I mentioned last week at Outside The Mom Box Facebook page that I really appreciated one mom’s observation that living with a two year old is like “living with a bipolar drunken troll”. That so rings true for me. One minute Elisabeth is high as a kite, happy, charming and relaxed. The next minute, I head to the bathroom and suddenly a tidal wave of dismay of such astronomical proportions hits the mood. “No Mama, no peepee!”. Why is me going to the bathroom such a trauma? Such is the brain of a 2 year old apparently. Two weeks ago though, it was me reeling from an extreme high and a bottom down low.
Screen time for Elisabeth is limited to watching a video of herself and/or her friends doing something (hunting for eggs at her birthday party or jumping around at The Museum of Life and Science). It’s worked well so far. But it’s almost Christmas and since I have been reading _How The Grinch Stole Christmas_ since mid-July, I figured it was time to dust off my beloved Grinch DVD. No Jim Carrey for me; it’s classic Boris Karloff all the whole way. I asked Elisabeth if she’d like to see the movie of The Grinch. Of course she said “yes”, not knowing what she was agreeing to but tuning into my excitement and the novelty of being able to look at the computer. I hit “play” and started mouthing the words, practically jumping up and down with pleasure. She watched mouth open as the Whos trimmed their trees and the Grinch plotted evil. At one point I started reciting the words aloud, totally unconsciously, and she put a fast stop to that, “No singing Mama,”. I shut up then and watched silently, tapping my foot.
My heart sang with pleasure. This was one of those moments that I imagined I would have with my child. She and I curled up to a warm computer watching one of my all-time Christmas movies. It was sweet and wonderful, a Hallmark card ready for printing.
The next day we went to Durham Central Park‘s opening of Mt. Merrill. It was rainy so we didn’t walk. I pulled into the parking lot and saw Wool E Bull’s party van. So did Elisabeth. ” Wool E. Bull,” she said. “Yup,” I said. “When you see the Wool E. Moe-Bile, you know Wool E. is close by.” “No Wool E. Bull,” she said. “Oh no, I think he is here,” I said. In hindsight, it seemed so clear we were destined for disaster. I’m always happy to see Wool E. so I didn’t see any red flags. Although I should have.

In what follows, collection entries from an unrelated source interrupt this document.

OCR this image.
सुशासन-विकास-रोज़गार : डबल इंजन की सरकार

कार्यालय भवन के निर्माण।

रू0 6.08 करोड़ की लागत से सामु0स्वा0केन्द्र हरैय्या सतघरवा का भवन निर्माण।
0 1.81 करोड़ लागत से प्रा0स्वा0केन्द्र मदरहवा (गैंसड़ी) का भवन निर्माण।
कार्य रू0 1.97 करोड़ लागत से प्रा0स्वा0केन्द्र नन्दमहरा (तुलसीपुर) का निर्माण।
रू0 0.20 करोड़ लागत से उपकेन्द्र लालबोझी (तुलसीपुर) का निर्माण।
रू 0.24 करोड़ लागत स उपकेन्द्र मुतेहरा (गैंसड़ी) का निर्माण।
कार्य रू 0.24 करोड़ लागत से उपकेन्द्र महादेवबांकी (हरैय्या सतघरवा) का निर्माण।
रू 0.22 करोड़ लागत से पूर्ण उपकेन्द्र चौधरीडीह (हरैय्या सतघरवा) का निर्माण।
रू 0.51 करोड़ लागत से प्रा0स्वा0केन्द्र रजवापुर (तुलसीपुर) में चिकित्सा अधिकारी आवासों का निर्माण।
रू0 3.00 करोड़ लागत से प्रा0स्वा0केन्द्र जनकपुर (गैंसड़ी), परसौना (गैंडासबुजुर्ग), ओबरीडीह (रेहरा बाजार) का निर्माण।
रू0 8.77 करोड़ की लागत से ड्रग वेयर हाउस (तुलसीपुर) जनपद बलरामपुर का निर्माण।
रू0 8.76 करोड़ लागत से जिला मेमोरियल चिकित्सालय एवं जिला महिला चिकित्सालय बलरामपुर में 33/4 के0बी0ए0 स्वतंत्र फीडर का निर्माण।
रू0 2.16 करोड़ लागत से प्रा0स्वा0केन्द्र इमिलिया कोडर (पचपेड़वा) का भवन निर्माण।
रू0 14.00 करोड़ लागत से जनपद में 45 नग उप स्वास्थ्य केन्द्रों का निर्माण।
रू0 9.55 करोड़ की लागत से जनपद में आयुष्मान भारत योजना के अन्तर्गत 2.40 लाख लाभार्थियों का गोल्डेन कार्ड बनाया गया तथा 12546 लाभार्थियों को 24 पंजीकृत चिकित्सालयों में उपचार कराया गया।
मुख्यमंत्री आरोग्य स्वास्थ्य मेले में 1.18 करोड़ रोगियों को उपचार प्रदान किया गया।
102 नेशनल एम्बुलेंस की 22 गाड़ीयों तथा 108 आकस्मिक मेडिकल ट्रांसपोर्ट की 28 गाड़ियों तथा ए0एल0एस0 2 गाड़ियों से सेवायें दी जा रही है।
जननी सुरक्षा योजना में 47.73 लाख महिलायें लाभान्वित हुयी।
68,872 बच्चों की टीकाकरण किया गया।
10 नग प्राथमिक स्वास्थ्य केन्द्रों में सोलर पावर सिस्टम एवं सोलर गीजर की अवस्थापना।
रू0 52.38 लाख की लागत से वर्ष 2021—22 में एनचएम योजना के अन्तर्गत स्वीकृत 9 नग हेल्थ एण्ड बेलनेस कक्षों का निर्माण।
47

After our usual cookie stop at Daisy Cakes, we walked down Foster Street. It’s winter market now so there aren’t any vendors lining the street. But we could hear the shoos of kids coming from Mt. Merrill, the glorious new play structure at DCP. As we started to cross the street, Wool E. Bull turned around and started walking toward us. Like the best mascots, Wool E. just seemed to materialize before our eyes. Had he been standing there all along? I didn’t know but before I could race with my happy child toward his furry face, I heard Elisabeth scream. I have honestly never seen her look so frightened. “No Wool E!” she screamed and after an odd little hop of fear, she started running in the opposite direction. Nothing fazes Wool E. so he veered off his path and headed toward a group of other kids. I picked Elisabeth up and tried to reassure her that Wool E wasn’t around anymore. She believed me but when we were at Mt. Merrill, she still looked around for him, muttering “No Wool E.”
My husband and I were married at the Durham Bulls Athletic Park. Wool E. was a witness at our wedding. He’s practically related to us! To have my own child who has seen Wool E. before be so terrified of him filled me with mixed emotions. And less than 24 hours after our blissful Grinch experience, no less!
Living with a toddler means living with the knowledge that the unexpected is usually what happens. These two experiences reminded me of that. When Elisabeth was a baby I know things were going to change but it was usually predictable change: sleep, nursing, poop, etc. Now as a toddler, things with Elisabeth can change on a dime, in an erratic and seemingly nonsensical way. I guess this is one of the learnings about parenting: the high’s can be so filled with joy but the lows can really be quite low.